A group of 26 lawmakers, state agency representatives and citizens gathered this week to study ways to improve the state’s deteriorating road system.

A measure which passed the legislature with near unanimous support created the 21st Century Transportation System Task Force, which gathered for the first of several meetings between now and the end of 2017 Wednesday.

The group is tasked with assessing the state’s transportation system along with its funding, and determining what level of monetary commitment is required to fulfill the needs of the state.  In addition, the group will look at various ways to finance roads.  It’s required to submit a report with recommendations to the legislature on January 1st, 2018.

The task force’s chairman, House Republican Kevin Corlew of Kansas City, also sponsored the bill in its run through the legislature.  He made sure that members of both parties would be part of the bipartisan effort.

But during the first meeting, glaring philosophical differences were on display from members of same party – two conservative Republicans.

Senator Dave Schatz of Sullivan strongly favors increasing the motor fuel tax to pay for road improvements, and is willing to sidestep voters to do so.

“At some point in time if we put something before the voters of the state of Missouri, and they have to make a choice whether they want to make the investment into infrastructure or not, I would hope that they would engage and do that” said Schatz.  “If they do not, it’s going to be inherent on the legislature to make a decision, because that’s what we were sent here to do, is to make decisions when things can’t get done.”

Shortly afterward, Senator Bill Eigel of Weldon Springs recoiled at the idea of raising any taxes to fund the state’s roads.  “I have a huge hesitation to solve our problems by simply going back to our constituents and asking for money anytime we perceive a shortfall.”

Eigel also questioned the wisdom of relying on gas taxes to finance roads.  Noting that average fuel efficiency has improved from 12-to-25 miles-per-gallon over the years, he suggested the funding source would have diminishing returns.

“Consumers today are looking for vehicles that are more fuel efficient” said Eigel.  “That indicates that with a population in Missouri that isn’t growing, the expectation is that, if anything, we may be selling less gallons of gas tomorrow than we are today.”

Missouri’s motor fuel tax hasn’t been adjusted since 1996.

The idea of using tolls to supply money for roads also came up during the task force meeting.  Resistance to such a plan has been so strong in the legislature that wording was inserted into the Transportation Department’s budget prohibiting the use of state funds for any toll related purpose, including studies.

Toll roads are the result of public-private partnerships (PPP’s), in which private investment is reimbursed through tolls.  Ron Leone with the Missouri Petroleum Marketers & Convenience Store Association claimed privatizing roads is simply bad public policy.

“Whether you’re conservative, whether you’re liberal, you would agree that that is a fundamental role of government” said Leone.  “Privatizing roads and bridges is a bad idea.  It’s not like funding a football stadium or an art gallery.”

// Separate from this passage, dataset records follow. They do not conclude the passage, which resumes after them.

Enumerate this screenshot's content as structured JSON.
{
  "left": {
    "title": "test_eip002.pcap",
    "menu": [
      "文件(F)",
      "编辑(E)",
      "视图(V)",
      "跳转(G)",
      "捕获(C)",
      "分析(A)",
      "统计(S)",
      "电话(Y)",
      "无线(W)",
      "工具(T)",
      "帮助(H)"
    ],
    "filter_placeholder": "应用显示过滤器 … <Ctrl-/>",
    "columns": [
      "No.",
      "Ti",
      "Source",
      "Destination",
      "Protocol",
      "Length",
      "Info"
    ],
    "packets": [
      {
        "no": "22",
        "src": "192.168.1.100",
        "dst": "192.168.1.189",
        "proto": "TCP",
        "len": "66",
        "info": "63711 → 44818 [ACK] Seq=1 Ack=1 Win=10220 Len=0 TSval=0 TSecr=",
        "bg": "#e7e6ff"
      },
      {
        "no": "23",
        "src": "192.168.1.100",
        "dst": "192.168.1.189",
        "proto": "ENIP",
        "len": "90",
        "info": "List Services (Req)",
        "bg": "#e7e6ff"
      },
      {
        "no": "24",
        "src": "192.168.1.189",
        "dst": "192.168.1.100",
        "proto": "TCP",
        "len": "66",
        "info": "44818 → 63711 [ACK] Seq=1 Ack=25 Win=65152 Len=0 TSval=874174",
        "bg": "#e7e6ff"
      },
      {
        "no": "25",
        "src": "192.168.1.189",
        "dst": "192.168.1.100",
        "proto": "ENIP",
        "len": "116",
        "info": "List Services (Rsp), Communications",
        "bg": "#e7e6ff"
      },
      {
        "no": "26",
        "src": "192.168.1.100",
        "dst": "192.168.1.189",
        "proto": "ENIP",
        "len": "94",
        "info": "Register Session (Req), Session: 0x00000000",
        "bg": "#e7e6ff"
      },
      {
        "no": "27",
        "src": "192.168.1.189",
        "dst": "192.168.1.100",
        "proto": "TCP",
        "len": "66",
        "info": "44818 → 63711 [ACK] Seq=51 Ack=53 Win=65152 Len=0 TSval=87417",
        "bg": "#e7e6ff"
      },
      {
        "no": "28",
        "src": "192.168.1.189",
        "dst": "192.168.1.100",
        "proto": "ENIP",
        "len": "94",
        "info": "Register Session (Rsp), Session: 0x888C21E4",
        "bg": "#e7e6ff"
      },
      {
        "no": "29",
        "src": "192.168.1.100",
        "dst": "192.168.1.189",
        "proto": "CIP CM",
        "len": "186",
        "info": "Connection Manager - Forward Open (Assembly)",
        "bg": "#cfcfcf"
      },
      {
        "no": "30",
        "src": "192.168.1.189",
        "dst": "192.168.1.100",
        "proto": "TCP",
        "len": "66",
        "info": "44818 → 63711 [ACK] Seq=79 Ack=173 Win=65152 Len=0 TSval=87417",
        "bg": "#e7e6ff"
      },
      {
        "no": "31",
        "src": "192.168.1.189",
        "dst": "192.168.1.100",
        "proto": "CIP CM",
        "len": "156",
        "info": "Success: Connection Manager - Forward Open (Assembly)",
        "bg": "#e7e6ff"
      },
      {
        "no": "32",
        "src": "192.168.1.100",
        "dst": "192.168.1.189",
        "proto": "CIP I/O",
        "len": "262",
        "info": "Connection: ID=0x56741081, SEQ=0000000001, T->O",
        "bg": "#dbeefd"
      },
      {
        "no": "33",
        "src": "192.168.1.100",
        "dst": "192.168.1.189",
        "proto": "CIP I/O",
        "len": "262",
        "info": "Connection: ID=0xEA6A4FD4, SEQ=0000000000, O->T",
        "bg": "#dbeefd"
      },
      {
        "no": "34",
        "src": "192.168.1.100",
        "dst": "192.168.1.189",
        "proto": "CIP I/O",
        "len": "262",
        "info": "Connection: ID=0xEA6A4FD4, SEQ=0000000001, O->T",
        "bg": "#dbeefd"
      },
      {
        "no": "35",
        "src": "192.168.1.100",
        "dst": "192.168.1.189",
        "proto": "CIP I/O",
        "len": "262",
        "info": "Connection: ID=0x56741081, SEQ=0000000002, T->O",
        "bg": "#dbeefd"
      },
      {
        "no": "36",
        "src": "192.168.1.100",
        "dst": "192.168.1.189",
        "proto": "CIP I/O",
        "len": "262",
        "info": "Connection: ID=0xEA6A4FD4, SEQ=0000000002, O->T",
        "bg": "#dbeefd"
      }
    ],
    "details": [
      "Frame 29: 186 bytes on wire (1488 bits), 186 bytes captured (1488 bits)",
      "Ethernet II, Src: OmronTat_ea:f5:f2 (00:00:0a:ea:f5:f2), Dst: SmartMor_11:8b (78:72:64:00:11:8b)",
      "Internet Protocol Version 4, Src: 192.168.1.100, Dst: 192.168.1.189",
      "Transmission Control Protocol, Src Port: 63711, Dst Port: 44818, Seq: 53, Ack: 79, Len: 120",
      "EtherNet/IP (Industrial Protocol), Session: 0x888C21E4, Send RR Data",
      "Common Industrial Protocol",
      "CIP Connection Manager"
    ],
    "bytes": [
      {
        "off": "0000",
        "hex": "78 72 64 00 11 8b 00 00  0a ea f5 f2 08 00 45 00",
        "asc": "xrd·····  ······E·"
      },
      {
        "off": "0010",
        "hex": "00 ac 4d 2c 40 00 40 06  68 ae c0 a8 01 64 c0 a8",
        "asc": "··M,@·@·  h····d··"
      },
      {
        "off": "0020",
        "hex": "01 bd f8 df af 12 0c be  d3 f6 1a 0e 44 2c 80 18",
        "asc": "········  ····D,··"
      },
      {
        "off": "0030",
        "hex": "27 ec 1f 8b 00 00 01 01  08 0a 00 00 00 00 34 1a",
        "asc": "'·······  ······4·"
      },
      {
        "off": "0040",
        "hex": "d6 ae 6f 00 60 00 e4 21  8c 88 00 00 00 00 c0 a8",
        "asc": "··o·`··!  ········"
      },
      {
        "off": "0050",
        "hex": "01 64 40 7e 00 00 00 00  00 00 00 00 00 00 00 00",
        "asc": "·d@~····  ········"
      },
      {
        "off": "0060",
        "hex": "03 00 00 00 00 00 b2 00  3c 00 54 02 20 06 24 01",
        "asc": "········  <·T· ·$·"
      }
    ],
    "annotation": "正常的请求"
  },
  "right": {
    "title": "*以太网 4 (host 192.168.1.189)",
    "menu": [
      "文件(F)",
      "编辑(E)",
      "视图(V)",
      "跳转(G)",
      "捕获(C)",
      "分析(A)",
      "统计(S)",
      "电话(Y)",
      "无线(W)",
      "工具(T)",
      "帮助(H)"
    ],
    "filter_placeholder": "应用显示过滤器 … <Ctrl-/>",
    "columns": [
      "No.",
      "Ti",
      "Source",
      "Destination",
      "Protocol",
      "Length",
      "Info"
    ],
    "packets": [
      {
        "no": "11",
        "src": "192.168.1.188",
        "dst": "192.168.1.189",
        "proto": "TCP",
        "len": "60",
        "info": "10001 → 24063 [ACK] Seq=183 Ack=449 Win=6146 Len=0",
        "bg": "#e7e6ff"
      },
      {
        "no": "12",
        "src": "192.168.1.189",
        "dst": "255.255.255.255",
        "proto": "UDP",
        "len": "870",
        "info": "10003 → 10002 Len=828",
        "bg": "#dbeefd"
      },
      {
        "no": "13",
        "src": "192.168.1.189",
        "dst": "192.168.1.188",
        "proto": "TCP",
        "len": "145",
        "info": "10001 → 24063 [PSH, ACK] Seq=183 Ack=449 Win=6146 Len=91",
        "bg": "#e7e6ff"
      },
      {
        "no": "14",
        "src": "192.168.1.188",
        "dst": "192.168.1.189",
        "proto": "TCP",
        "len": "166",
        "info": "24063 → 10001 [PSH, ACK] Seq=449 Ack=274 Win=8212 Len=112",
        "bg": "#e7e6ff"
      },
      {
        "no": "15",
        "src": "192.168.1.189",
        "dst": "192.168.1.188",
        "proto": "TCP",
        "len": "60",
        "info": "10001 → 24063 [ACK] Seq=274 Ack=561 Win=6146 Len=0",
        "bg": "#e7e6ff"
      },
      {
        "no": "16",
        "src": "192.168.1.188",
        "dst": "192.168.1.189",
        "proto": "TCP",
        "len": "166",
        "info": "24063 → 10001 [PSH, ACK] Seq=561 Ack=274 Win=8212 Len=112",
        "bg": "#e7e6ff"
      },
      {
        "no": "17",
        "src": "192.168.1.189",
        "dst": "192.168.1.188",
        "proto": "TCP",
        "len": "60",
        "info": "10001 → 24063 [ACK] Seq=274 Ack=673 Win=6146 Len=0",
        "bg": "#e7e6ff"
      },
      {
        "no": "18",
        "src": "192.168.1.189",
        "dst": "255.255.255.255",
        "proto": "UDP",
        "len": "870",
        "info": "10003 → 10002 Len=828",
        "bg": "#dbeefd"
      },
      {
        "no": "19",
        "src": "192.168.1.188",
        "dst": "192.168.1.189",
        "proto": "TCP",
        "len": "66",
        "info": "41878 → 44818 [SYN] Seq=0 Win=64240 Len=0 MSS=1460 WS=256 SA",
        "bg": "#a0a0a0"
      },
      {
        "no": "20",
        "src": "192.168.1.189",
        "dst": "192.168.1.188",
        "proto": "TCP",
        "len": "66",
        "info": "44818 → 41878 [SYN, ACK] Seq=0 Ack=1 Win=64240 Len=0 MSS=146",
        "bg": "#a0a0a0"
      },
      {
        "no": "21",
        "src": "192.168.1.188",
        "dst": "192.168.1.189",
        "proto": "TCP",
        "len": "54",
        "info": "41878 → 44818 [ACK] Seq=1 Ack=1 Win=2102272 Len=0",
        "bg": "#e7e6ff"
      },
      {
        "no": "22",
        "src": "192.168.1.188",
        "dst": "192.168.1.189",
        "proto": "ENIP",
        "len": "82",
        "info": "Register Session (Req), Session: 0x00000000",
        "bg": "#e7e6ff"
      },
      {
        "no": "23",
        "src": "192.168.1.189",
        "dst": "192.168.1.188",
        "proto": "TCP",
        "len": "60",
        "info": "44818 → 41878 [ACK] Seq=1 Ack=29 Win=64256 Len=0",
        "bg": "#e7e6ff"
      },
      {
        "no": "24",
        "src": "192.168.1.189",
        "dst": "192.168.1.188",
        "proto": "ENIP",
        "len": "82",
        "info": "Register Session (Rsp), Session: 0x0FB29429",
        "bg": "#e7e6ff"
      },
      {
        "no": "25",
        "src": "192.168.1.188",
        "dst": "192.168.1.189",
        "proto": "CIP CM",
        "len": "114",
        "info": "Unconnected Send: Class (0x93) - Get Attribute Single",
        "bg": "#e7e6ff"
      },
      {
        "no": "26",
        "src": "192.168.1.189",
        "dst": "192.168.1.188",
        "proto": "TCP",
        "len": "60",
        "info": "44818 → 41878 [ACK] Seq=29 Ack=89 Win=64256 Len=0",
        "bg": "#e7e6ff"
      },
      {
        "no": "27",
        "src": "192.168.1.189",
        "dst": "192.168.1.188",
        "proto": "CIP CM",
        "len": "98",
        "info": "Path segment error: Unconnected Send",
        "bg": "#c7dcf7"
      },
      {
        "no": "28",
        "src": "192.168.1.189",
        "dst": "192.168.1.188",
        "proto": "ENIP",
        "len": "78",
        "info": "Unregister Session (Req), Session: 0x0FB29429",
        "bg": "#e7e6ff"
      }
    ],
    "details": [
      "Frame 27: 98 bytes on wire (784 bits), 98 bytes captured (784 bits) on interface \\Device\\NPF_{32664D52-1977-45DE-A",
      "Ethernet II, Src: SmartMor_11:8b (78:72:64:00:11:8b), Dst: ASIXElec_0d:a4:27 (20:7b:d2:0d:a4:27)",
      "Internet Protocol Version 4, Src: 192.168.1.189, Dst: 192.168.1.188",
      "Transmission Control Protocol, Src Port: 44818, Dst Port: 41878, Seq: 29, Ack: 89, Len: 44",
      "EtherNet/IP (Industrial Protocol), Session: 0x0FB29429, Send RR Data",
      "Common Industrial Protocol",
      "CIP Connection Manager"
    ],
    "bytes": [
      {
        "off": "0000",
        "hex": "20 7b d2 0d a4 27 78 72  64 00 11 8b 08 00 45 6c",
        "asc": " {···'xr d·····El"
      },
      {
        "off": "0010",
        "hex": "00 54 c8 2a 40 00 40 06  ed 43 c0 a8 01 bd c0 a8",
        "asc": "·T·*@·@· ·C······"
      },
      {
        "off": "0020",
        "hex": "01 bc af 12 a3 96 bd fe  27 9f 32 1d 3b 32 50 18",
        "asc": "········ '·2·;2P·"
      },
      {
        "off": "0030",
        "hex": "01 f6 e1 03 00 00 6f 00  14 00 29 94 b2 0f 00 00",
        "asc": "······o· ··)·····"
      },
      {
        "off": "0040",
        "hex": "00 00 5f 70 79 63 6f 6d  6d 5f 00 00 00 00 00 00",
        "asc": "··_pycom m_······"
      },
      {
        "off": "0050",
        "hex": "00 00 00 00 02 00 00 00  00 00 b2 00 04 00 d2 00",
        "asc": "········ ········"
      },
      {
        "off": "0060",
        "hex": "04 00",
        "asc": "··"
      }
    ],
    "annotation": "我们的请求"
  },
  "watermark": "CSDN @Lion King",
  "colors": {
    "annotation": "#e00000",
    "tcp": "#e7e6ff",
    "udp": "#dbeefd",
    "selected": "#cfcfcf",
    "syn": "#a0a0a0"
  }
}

State Department of Transportation Director Patrick McKenna was the informational speaker at the task force meeting.  He confirmed that the largest source of funding for roads and highways is supplied by user fees.

Two thirds of the department’s $2.5 billion in revenues was provided by fuel taxes, registration fees and vehicle sales taxes in 2016.  An additional $900 million came through federal matching funds.  Only $18 million in general revenue funds were used to support the Transportation Department.

McKenna said citizens are often misinformed about where road money comes from.  “It’s a common misconception that general taxation from income tax and property tax is funding the statewide transportation network” said McKenna.  “It’s the user fee structure, primarily gas tax, that’s funding that”.

The department director also brought up a figure he’s used numerous times over the past year to emphasize the financial needs for transportation in the state.  McKenna said an additional $825 million annually would be required to maintain roads, provide safety and economic development features and improve interstate highways.

Task force chairman Corlew challenged committee members to think “outside the box” when considering methods to fund Missouri roads and bridges.  “Henry Ford said that ‘When you do what you’ve always done, you get what you’ve always gotten’.  We can’t box ourselves into just thinking historically what we have done.”